Le thème, « Avec attention. Archives, archivistes et usagers ». « L’attention est la forme la plus rare et la plus pure de la générosité », Simone Weil avec nous dans le grand auditorium dès le début.
Une marée d’archivistes en marinière.
Sourcer des informations pour éclairer des vérités ou des contre-vérités, l’actualité du dehors est dedans, beaucoup. Bruno Ricard : « le rapport à la vérité est plus fragile qu’autrefois », lutte contre la désinformation, références aux fausses nouvelles, à la question de la diplomatique dans l’immédiateté. L’Outre-Atlantique pèse, je crois que cela nous fait un bien fou d’en parler ensemble, tous ensemble, entre professionnel.les de l’information.
Autour du cou, pour tenir les badges, des colliers à graines. Des bombes à graines en devenir. Des milliers de fleurs qui repartent aux quatre coins de la France et de Navarre, et même plus loin, et nous les sèmerons en Suisse. Et Yanis qui est tout le temps en retard.
Le numérique, la technicité (j’ai moins assisté), le risque de devenir datadriven, more data less process. Mais non, c’est dit, sur scène, il faut ralentir. Réflexivité, de plus en plus. Peut-être que de forum en forum, c’est une des choses qui évolue, le pas de côté sur les possibilités du numérique, sur ses enjeux, sur la manière de l’utiliser. A creuser.
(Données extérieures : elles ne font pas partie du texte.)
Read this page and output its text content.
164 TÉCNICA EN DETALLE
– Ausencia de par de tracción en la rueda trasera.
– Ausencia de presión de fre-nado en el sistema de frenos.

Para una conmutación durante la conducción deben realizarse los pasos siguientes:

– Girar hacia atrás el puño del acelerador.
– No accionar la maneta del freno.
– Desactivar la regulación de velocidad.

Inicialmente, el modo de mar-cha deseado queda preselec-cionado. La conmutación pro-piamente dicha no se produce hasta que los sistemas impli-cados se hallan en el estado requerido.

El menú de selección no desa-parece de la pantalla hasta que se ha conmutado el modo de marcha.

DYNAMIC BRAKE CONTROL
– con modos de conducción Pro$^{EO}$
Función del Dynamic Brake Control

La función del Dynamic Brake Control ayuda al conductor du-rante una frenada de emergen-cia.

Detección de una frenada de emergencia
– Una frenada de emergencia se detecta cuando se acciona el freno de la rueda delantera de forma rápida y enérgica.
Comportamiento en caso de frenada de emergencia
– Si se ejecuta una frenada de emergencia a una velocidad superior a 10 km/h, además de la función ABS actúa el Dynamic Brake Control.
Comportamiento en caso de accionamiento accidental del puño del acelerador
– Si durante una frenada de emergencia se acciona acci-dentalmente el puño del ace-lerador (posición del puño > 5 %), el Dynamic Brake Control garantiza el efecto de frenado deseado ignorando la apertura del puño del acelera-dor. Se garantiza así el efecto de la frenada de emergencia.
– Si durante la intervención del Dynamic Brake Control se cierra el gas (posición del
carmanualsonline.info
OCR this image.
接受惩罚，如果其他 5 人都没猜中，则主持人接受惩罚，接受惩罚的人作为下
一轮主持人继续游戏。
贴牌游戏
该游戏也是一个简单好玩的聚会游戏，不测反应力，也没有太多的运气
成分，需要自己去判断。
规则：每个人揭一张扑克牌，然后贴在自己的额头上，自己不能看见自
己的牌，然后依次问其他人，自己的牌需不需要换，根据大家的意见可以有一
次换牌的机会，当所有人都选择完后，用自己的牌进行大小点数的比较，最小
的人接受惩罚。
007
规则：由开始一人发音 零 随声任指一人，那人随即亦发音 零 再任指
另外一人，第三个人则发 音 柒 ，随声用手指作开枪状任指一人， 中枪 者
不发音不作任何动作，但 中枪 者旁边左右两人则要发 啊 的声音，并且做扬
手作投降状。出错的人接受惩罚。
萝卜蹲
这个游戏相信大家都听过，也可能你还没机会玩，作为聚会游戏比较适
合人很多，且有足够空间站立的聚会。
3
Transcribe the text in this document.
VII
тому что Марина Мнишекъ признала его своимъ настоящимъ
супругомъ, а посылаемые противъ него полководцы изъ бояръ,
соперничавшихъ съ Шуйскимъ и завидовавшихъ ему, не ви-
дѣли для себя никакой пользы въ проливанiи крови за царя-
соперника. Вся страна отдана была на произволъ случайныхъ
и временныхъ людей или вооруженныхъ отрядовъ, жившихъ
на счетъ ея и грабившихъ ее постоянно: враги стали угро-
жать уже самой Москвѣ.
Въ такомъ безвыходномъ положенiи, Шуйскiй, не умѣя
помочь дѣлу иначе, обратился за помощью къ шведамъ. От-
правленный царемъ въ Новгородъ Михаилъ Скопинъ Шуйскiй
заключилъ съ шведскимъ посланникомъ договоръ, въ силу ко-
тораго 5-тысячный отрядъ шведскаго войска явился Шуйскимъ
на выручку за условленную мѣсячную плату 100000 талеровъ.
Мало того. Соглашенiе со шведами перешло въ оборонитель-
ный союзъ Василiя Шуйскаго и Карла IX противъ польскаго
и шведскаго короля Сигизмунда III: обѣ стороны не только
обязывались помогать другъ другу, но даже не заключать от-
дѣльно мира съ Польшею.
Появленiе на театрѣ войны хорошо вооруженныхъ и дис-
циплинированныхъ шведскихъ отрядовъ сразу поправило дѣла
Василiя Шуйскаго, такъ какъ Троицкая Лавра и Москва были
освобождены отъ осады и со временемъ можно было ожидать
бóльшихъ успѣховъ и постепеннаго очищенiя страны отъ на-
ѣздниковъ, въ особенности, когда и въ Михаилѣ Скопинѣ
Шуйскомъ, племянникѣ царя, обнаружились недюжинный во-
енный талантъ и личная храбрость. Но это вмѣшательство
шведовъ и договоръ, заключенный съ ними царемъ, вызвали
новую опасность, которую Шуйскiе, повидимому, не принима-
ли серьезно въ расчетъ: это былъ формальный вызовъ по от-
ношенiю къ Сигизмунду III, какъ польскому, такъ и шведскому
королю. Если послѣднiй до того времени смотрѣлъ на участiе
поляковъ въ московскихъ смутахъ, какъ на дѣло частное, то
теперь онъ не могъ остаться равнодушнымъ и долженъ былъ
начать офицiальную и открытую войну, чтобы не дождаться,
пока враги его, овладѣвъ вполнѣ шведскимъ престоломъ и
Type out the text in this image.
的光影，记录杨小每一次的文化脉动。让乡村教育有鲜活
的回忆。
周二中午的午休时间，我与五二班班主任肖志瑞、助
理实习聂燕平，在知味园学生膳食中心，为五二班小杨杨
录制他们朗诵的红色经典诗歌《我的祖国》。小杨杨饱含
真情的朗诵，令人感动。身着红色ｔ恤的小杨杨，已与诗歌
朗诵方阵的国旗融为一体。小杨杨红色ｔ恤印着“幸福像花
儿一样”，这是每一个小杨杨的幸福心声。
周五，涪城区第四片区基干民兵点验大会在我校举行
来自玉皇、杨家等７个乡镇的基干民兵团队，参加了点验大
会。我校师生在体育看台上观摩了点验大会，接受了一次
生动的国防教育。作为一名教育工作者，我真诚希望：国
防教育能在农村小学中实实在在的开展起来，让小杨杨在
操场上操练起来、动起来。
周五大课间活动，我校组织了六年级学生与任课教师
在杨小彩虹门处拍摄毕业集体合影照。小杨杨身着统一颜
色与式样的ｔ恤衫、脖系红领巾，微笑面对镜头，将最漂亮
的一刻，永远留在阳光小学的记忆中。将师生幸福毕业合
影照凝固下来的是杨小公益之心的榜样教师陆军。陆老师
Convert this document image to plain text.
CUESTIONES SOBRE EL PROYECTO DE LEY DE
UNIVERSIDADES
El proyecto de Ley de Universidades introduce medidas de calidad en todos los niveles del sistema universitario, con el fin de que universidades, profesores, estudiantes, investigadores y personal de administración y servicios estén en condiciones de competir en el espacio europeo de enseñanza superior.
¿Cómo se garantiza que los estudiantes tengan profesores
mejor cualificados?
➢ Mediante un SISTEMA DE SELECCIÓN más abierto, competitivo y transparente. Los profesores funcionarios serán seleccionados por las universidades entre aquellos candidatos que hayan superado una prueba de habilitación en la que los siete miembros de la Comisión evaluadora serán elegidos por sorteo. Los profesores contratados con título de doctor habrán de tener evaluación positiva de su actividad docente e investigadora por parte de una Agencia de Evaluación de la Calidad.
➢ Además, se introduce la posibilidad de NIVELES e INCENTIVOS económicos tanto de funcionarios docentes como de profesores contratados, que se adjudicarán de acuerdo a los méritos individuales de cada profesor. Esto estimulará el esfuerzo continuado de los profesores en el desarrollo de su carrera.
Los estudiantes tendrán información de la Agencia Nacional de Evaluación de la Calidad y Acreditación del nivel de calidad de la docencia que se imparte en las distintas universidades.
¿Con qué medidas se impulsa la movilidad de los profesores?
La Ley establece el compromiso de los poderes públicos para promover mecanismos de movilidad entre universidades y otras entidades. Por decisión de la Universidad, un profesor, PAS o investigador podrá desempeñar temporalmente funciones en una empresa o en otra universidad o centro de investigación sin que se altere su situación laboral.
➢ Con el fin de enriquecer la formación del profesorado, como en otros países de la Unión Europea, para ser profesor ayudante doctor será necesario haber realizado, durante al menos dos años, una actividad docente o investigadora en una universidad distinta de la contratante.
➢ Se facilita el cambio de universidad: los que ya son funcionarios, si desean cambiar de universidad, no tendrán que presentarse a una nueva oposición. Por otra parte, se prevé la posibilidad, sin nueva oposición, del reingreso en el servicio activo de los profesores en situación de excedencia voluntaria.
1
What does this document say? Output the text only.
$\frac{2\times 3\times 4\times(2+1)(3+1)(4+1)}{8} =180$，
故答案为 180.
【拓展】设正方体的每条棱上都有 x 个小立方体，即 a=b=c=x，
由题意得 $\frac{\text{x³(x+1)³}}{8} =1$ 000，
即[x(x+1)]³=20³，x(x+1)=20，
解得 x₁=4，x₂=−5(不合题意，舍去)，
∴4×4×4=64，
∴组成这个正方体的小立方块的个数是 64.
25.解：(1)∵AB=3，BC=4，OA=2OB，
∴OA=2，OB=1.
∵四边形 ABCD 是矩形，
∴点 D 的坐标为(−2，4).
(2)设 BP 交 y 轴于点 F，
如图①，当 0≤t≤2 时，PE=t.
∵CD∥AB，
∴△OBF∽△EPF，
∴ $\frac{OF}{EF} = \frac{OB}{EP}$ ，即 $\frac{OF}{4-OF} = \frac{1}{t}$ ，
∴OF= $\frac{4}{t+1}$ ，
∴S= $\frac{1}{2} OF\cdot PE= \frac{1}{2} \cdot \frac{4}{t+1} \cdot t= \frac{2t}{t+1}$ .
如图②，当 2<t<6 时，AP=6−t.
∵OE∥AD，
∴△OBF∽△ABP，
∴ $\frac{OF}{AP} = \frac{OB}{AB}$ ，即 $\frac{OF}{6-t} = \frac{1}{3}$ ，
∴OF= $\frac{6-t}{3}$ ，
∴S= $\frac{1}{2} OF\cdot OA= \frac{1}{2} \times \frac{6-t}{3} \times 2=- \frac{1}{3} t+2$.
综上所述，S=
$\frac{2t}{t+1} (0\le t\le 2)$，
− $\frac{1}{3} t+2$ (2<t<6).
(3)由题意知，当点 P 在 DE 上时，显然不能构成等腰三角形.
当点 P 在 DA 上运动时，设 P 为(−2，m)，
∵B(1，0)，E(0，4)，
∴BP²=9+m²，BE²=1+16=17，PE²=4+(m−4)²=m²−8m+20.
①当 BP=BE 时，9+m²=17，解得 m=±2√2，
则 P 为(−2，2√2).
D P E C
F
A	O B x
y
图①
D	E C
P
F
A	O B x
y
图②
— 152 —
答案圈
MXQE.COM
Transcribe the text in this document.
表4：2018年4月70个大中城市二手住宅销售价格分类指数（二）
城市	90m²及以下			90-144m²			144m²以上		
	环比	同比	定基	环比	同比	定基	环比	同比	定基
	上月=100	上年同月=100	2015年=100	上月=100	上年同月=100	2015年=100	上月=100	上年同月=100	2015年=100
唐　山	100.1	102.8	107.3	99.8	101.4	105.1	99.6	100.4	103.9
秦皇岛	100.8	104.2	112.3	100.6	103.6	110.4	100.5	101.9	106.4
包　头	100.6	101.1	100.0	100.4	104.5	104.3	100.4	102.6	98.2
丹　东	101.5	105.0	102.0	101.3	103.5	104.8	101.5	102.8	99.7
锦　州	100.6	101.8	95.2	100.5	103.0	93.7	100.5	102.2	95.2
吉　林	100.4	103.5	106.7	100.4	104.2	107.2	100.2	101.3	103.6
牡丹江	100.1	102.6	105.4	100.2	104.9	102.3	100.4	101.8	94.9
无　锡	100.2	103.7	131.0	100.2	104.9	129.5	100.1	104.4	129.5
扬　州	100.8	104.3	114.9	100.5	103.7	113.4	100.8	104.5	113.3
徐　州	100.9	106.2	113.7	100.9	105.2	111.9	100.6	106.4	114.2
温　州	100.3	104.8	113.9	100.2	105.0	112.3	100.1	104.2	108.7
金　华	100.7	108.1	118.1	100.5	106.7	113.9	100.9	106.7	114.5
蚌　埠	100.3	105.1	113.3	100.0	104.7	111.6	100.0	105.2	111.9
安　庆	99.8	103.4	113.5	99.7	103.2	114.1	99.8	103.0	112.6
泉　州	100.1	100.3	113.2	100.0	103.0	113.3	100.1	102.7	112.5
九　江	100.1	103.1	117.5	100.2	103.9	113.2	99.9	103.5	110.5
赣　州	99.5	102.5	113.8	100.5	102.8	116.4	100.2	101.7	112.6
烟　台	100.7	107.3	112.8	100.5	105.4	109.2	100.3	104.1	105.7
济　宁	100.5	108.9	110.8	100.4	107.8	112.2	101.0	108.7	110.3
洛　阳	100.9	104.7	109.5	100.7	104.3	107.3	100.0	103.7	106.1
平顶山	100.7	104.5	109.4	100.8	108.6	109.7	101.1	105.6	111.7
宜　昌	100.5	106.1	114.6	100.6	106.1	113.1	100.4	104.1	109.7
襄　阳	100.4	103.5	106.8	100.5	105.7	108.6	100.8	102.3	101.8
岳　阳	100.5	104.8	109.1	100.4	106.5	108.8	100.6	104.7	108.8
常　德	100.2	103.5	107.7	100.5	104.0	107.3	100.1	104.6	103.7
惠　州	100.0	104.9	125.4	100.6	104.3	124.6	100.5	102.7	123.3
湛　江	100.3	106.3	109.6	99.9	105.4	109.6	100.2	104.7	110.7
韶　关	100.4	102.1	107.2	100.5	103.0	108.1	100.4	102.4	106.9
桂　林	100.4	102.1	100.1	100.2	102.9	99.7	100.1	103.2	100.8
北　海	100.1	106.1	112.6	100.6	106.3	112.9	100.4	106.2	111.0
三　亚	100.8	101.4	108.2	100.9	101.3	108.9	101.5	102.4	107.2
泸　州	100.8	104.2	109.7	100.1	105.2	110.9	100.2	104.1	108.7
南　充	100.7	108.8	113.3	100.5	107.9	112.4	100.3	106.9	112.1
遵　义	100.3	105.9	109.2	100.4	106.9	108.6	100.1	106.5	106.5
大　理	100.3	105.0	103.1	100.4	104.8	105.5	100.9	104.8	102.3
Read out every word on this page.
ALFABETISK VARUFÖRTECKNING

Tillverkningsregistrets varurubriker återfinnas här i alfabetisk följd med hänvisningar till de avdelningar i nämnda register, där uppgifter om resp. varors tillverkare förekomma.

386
Place Sainte-Anne, à la fin de la journée, partager une bière avec des collègues tout juste rencontrés, de Lyon à Poitiers sur une terrasse, ce constat, toujours, mais on vit la même choses, les mêmes questions, les mêmes difficultés dans la communication de dossiers à des personnes concernées, le même engagement (encore), on veut répondre à la personne qui demande, on veut arrêter qu’elle soit baladée d’un service de l’administration à un autre, on prend sur nous, on dépasse notre périmètre. Les archivistes en goguette qui se parlent en vérité, direct.
Aborder l’archive comme une infrastructure (il faut que tout bouge pour que rien ne change) , Anne-Laure Donzel et Julien Benedetti ouvrent des perspectives. Citent le philosophe Marcello Vitali-Rosati, « choisir le low tech n’est pas la solution de quelqu’un qui ne serait pas assez compétent pour utiliser une technologie plus avancée, mais au contraire le choix d’une personne très compétente ».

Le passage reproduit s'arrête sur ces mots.